An article published in “The Astrophysical Journal” describes a research that offers a new explanation for the solar system’s birth. A team of scientists led by Vikram Dwarkadas of the University of Chicago gathered a series of clues that suggest the possibility that within the shell of a giant star of the type called Wolf-Rayet there were the conditions that triggered the formation of the Sun along with its planets and all other minor objects.
There are no certainties regarding the events that led to the birth of the solar system, even if the estimates indicate that it took place about 4.6 billion years ago. The observations made in recent years of stellar systems in various phases of their formation indicate that the solar system formed from a molecular cloud that coalesced into the Sun and in the other celestial bodies. Probably at the same time other stars formed and in May 2014 a team of researchers announced that they had probably discovered a Sun’s sibling.
The main problem is to determine what could cause a coalescing of the gas and dust inside that cloud to generate the solar system. So far, the most widely considered hypothesis was that of a supernova that caused a shock wave that compress the cloud enough to trigger that process.
Some clues to those primordial events can be found in objects that remained virtually unchanged since that time.

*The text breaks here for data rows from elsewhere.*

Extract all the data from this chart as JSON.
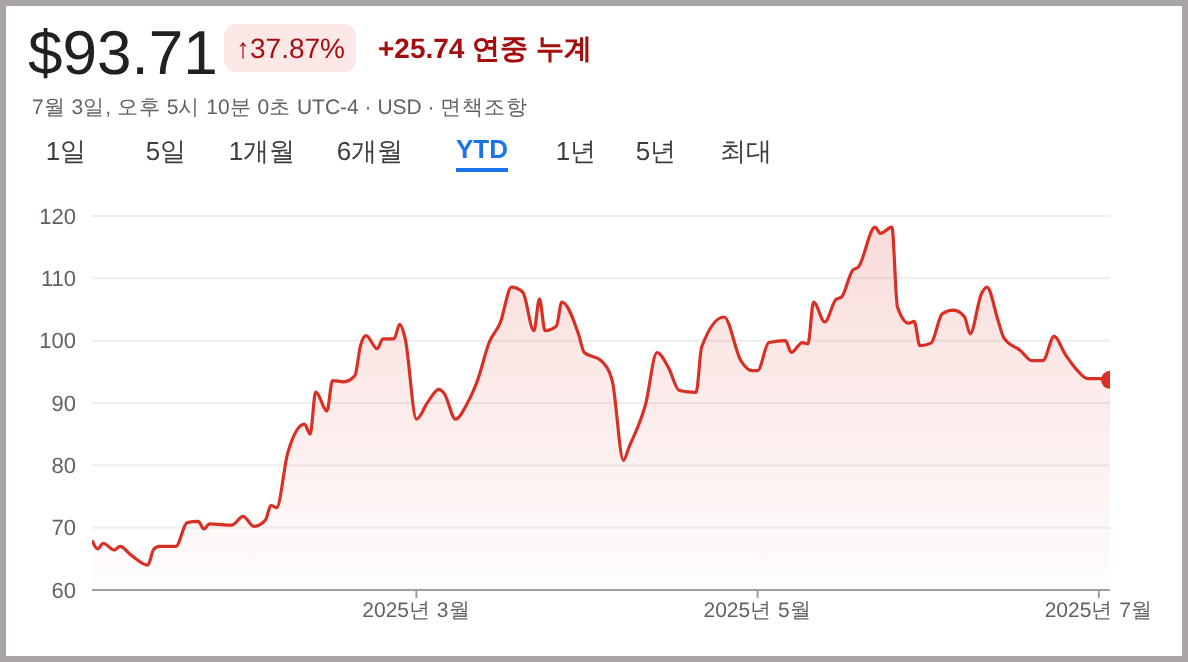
{
  "chart_data": {
    "type": "area",
    "title": "$93.71",
    "subtitle": "7월 3일, 오후 5시 10분 0초 UTC-4 · USD · 면책조항",
    "annotations": [
      "↑37.87%",
      "+25.74 연중 누계",
      "1일",
      "5일",
      "1개월",
      "6개월",
      "YTD",
      "1년",
      "5년",
      "최대"
    ],
    "x": [
      "2025-01-02",
      "2025-01-03",
      "2025-01-04",
      "2025-01-06",
      "2025-01-07",
      "2025-01-09",
      "2025-01-12",
      "2025-01-13",
      "2025-01-14",
      "2025-01-17",
      "2025-01-19",
      "2025-01-21",
      "2025-01-22",
      "2025-01-23",
      "2025-01-27",
      "2025-01-29",
      "2025-01-31",
      "2025-02-02",
      "2025-02-03",
      "2025-02-04",
      "2025-02-06",
      "2025-02-09",
      "2025-02-10",
      "2025-02-11",
      "2025-02-13",
      "2025-02-14",
      "2025-02-16",
      "2025-02-18",
      "2025-02-19",
      "2025-02-20",
      "2025-02-22",
      "2025-02-23",
      "2025-02-25",
      "2025-02-26",
      "2025-02-27",
      "2025-03-01",
      "2025-03-03",
      "2025-03-05",
      "2025-03-06",
      "2025-03-08",
      "2025-03-10",
      "2025-03-12",
      "2025-03-14",
      "2025-03-16",
      "2025-03-18",
      "2025-03-20",
      "2025-03-22",
      "2025-03-23",
      "2025-03-24",
      "2025-03-26",
      "2025-03-27",
      "2025-03-30",
      "2025-03-31",
      "2025-04-03",
      "2025-04-05",
      "2025-04-07",
      "2025-04-08",
      "2025-04-11",
      "2025-04-13",
      "2025-04-15",
      "2025-04-17",
      "2025-04-20",
      "2025-04-21",
      "2025-04-25",
      "2025-04-28",
      "2025-04-30",
      "2025-05-01",
      "2025-05-03",
      "2025-05-06",
      "2025-05-07",
      "2025-05-09",
      "2025-05-10",
      "2025-05-11",
      "2025-05-13",
      "2025-05-15",
      "2025-05-16",
      "2025-05-18",
      "2025-05-19",
      "2025-05-22",
      "2025-05-23",
      "2025-05-25",
      "2025-05-26",
      "2025-05-28",
      "2025-05-29",
      "2025-05-30",
      "2025-06-01",
      "2025-06-03",
      "2025-06-05",
      "2025-06-07",
      "2025-06-08",
      "2025-06-10",
      "2025-06-11",
      "2025-06-13",
      "2025-06-14",
      "2025-06-17",
      "2025-06-19",
      "2025-06-21",
      "2025-06-23",
      "2025-06-25",
      "2025-06-27",
      "2025-06-29",
      "2025-07-01",
      "2025-07-03"
    ],
    "series": [
      {
        "color": "#d93025",
        "values": [
          68.0,
          66.6,
          67.5,
          66.4,
          67.0,
          65.6,
          64.0,
          66.5,
          67.0,
          67.0,
          70.8,
          71.0,
          69.8,
          70.6,
          70.4,
          71.8,
          70.2,
          71.2,
          73.6,
          73.2,
          82.0,
          86.6,
          85.0,
          91.8,
          88.7,
          93.6,
          93.4,
          94.4,
          99.2,
          100.8,
          98.7,
          100.3,
          100.3,
          102.6,
          100.3,
          87.4,
          90.1,
          92.2,
          91.5,
          87.4,
          89.8,
          93.8,
          99.7,
          102.9,
          108.6,
          107.8,
          101.6,
          106.7,
          101.6,
          102.3,
          106.2,
          101.0,
          98.1,
          96.8,
          93.6,
          80.8,
          82.9,
          89.9,
          98.1,
          95.8,
          92.0,
          91.7,
          99.0,
          103.8,
          96.8,
          95.2,
          95.2,
          99.7,
          100.0,
          98.1,
          99.7,
          99.5,
          106.2,
          103.0,
          106.6,
          107.0,
          111.3,
          111.8,
          118.2,
          117.2,
          118.2,
          105.4,
          102.8,
          103.1,
          99.2,
          99.6,
          104.3,
          104.9,
          103.8,
          101.1,
          107.5,
          108.6,
          103.2,
          100.5,
          98.4,
          96.8,
          96.8,
          100.7,
          97.8,
          95.4,
          93.9,
          93.9,
          93.71
        ]
      },
      {
        "type": "scatter",
        "color": "#d93025",
        "x": [
          "2025-07-03"
        ],
        "values": [
          93.71
        ]
      }
    ],
    "xlim": [
      "2025-01-02",
      "2025-07-03"
    ],
    "xticks": [
      {
        "value": "2025-03-01",
        "label": "2025년 3월"
      },
      {
        "value": "2025-05-01",
        "label": "2025년 5월"
      },
      {
        "value": "2025-07-01",
        "label": "2025년 7월"
      }
    ],
    "ylim": [
      60,
      120
    ],
    "yticks": [
      60,
      70,
      80,
      90,
      100,
      110,
      120
    ],
    "grid": "y"
  }
}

In particular, some meteorites that date back to the dawn of the solar system contain various elements in different isotopes and their analysis can provide important information about that era.
The team led by Vikram Dwarkadas put together data collected in various studies indicating that in that type of meteorites there’s an abundance of aluminum-26 but also a limited amount of iron-60. Supernovae produce both elements so if the birth of the solar system had been triggered by one of them, one would expect both of them to be contained in abundance in those meteorites. Those elements were supposed to be ejected during the explosion and projected into the cloud from which the solar system was born.

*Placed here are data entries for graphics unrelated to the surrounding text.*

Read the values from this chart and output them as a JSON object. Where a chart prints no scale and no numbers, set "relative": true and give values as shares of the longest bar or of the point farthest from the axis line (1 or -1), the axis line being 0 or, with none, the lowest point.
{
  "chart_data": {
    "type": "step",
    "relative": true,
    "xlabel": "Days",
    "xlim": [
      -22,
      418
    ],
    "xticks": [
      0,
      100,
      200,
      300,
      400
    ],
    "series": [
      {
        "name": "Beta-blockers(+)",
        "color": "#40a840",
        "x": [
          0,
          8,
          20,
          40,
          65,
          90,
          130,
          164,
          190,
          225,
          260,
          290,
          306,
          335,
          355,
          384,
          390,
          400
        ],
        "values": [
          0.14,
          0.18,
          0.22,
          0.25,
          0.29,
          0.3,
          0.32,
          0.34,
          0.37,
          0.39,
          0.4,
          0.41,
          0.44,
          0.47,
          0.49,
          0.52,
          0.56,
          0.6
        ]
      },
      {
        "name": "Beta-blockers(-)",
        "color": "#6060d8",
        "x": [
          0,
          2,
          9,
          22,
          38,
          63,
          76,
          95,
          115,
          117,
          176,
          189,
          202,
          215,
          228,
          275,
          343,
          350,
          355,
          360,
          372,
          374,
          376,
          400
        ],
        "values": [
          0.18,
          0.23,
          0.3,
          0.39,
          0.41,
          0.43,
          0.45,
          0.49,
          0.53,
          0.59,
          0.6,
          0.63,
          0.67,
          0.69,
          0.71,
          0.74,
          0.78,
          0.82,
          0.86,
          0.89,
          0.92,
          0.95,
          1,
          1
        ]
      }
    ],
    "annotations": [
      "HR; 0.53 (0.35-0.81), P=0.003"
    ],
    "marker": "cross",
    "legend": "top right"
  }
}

The situation would be different in a Wolf-Rayet star. That’s a phase in the life of very massive stars, over 20 solar masses at their birth, where they start ejecting materials through very intense stellar winds. That mass loss is estimated at about a billion times that emitted by the Sun during the same period. This phenomenon causes the ejection of the outer shell of the star, composed of hydrogen. According to Nicolas Dauphas, one of the authors of the article, it’s a good place for the birth of stars.

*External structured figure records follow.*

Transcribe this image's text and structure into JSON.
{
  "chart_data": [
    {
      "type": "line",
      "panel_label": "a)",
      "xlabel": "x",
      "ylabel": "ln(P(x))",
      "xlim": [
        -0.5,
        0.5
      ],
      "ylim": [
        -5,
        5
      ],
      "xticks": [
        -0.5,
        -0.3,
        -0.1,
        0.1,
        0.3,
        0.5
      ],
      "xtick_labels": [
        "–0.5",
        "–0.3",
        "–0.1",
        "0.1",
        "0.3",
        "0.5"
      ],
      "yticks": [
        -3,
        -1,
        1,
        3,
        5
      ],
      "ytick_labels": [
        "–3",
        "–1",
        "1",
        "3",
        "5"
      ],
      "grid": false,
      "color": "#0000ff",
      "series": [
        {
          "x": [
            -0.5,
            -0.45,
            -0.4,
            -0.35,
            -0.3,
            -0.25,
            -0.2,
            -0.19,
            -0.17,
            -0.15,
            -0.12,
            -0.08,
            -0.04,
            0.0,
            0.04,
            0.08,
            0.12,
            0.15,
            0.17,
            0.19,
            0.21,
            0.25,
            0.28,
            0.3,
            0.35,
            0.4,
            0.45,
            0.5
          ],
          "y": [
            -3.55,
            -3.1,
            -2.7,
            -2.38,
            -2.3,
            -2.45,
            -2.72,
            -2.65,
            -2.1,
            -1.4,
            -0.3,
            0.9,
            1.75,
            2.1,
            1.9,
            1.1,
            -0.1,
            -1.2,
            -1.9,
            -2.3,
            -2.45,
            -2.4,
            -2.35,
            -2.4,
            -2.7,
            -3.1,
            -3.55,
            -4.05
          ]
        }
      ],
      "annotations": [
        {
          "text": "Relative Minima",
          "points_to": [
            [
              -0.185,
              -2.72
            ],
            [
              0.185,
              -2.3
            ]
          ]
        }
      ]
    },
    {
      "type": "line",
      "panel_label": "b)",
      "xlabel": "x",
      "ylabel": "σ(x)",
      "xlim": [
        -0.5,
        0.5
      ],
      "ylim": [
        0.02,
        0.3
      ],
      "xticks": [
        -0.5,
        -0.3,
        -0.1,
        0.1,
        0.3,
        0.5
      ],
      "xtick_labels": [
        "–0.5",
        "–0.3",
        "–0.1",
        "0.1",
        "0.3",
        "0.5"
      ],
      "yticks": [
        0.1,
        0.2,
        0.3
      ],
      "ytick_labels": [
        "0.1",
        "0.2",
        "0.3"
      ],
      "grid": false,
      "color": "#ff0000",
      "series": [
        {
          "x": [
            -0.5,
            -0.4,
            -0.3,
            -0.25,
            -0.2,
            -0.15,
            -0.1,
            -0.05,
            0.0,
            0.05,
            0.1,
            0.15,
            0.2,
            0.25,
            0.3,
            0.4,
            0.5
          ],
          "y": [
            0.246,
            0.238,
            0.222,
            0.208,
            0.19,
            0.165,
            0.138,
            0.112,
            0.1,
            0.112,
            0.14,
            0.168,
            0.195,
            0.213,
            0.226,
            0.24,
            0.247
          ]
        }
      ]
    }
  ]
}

In a Wolf-Rayet star the aluminum-26 is transported outwards together with the dust grains that form around the star. They can hit the inner side of the shell that wraps around the core of the star, leaving the aluminum trapped in that area. If part of that shell collapsed inward because of its gravity, it would have formed the solar system.
In this hypothesis, the Wolf-Rayet star that could somehow be the Sun’s mother died long ago, perhaps in a supernova or in a collapse that directly created a black hole. A supernova would have generated iron-60 but it’s possible that it pull through the bubble that surrounded the core or its distribution was uneven. A direct collapse into a black hole would have produced little iron-60.
Basically, these scenarios explain the abundance of aluminum-26 and the scarcity of iron-60. This makes this hypothesis interesting and Nicolas Dauphas stated that between 1% and 16% of the stars similar to the Sun could have been born in that kind of nursery. That’s one more reason to study this possibility.